Shagbark hickory nuts, bark and twigs were part of the indigenous pharmacopoeia. There were internal and external applications for a host of maladies. The wood itself was equally important and versatile. Shagbark hickory is a heavy wood which burns slowly. As a fuel, a cord of hickory yields the same amount of heat as a ton of bituminous coal.[2] Colonials used the wood for tool handles, basket-making, barrel and bucket hoops, and furniture-making.

More than 133 fungi are associated with shagbark hickories, but there are few which damage the tree seriously. Shagbark hickories also host approximately 180 species of insects and mites, but bark chemistry and architecture minimize their incursions.[3] Bats and brown creepers roost and nest, respectively, beneath the shagbark’s flaking bark.
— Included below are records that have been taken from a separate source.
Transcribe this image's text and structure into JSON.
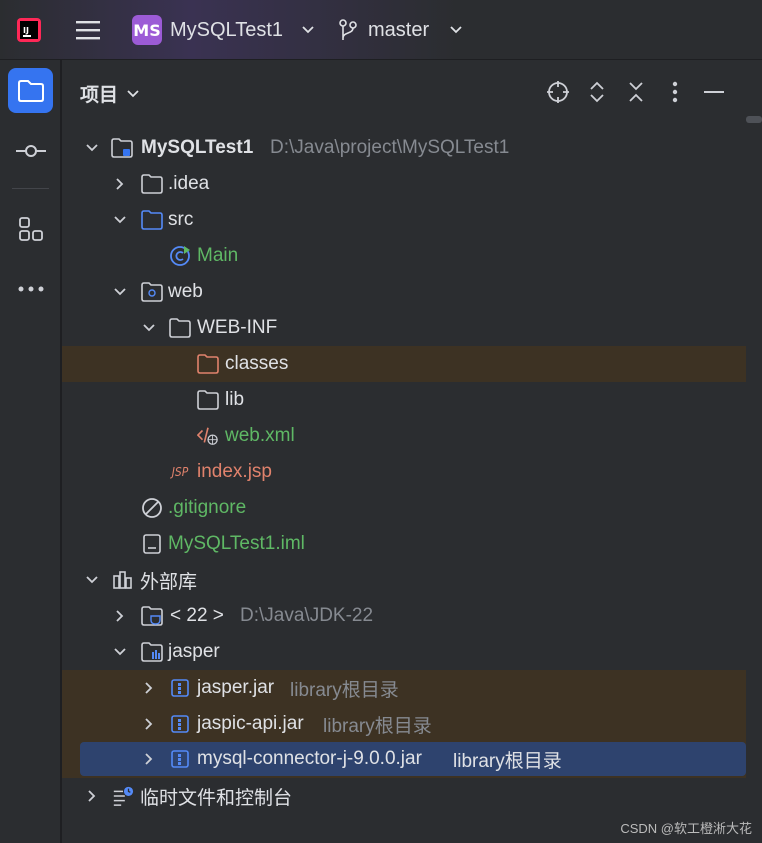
{
  "titlebar": {
    "project_badge": "MS",
    "project_name": "MySQLTest1",
    "branch_name": "master"
  },
  "panel": {
    "title": "项目"
  },
  "tree": {
    "root": {
      "label": "MySQLTest1",
      "path": "D:\\Java\\project\\MySQLTest1"
    },
    "idea": ".idea",
    "src": "src",
    "main": "Main",
    "web": "web",
    "webinf": "WEB-INF",
    "classes": "classes",
    "lib": "lib",
    "webxml": "web.xml",
    "indexjsp": "index.jsp",
    "gitignore": ".gitignore",
    "iml": "MySQLTest1.iml",
    "extlibs": "外部库",
    "jdk": {
      "label": "< 22 >",
      "path": "D:\\Java\\JDK-22"
    },
    "jasper": "jasper",
    "jars": [
      {
        "name": "jasper.jar",
        "note": "library根目录"
      },
      {
        "name": "jaspic-api.jar",
        "note": "library根目录"
      },
      {
        "name": "mysql-connector-j-9.0.0.jar",
        "note": "library根目录"
      }
    ],
    "scratches": "临时文件和控制台"
  },
  "watermark": "CSDN @软工橙淅大花",
  "colors": {
    "accent": "#3574f0",
    "green_text": "#5fb865",
    "orange_text": "#e0826c",
    "selection": "#2e436e",
    "highlight": "#3d3223"
  }
}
The hickory horned devil, the larva of the royal walnut moth (Citheronia regalis), is a fearsome-looking caterpillar associated with shagbark hickories. The adult moth is, according to Douglas Tallamy, “one of the largest and most beautiful Lepidoptera in North America”. The moths once only ranged as far north as Massachusetts, and are said now to be gone from New England. One wonders, if, as the hickories extend northward, parts of New England might also get to experience these moths and their caterpillars.

Shagbark hickories have great dignity; their unique shaggy bark belies their longevity and strength. Once met, this is a tree well-remembered. Ease of identification is a step toward understanding the ecology of a forest. Winter is perhaps the best time to learn to recognize different tree species: bark is at eye level and there are fewer distractions. There is one book, Bark by Michael Wojtech, that in size and format can serve as a good field guide; Tree Bark by Hugues Vaucher covers much a greater number of trees, but does include New England species.

Hickory nuts ripen in September. Harvest the nuts as soon as they drop- squirrels provide steep competition. Remove the green husk and soak the nuts in a bucket of water overnight. Any nuts that float may be empty. Do not leave nuts sitting around at room temperature or the seeds will desiccate and lose viability. Plant nuts in a deep pot or cold frame, place outdoors, and protect from rodents with wire screening. Squirrels will find your pots within a couple of hours if unprotected. Seeds will germinate in the spring after winter stratification. Trees are tap-rooted, so transplant to a permanent location within a year.

 


[1] See Sally McGrane’s Saturday profile {NY Times, Jan. 30, 2016} of Peter Wohlleben and his The Hidden Life of Trees; Wohlleben, a German forester, bases his management practices on the interconnectedness and interdependency of trees in a forest.
[2] Rupp, Rebecca. 1990. Red Oaks and Black Birches. Pownal, Vermont: Storey Comms., Inc. p.84
[3] The most injurious insect is the hickory bark beetle (Scolytus quadrispinosa) whose larvae can girdle a tree; but since shagbark hickory here does not grow in pure stands, the damage is usually isolated.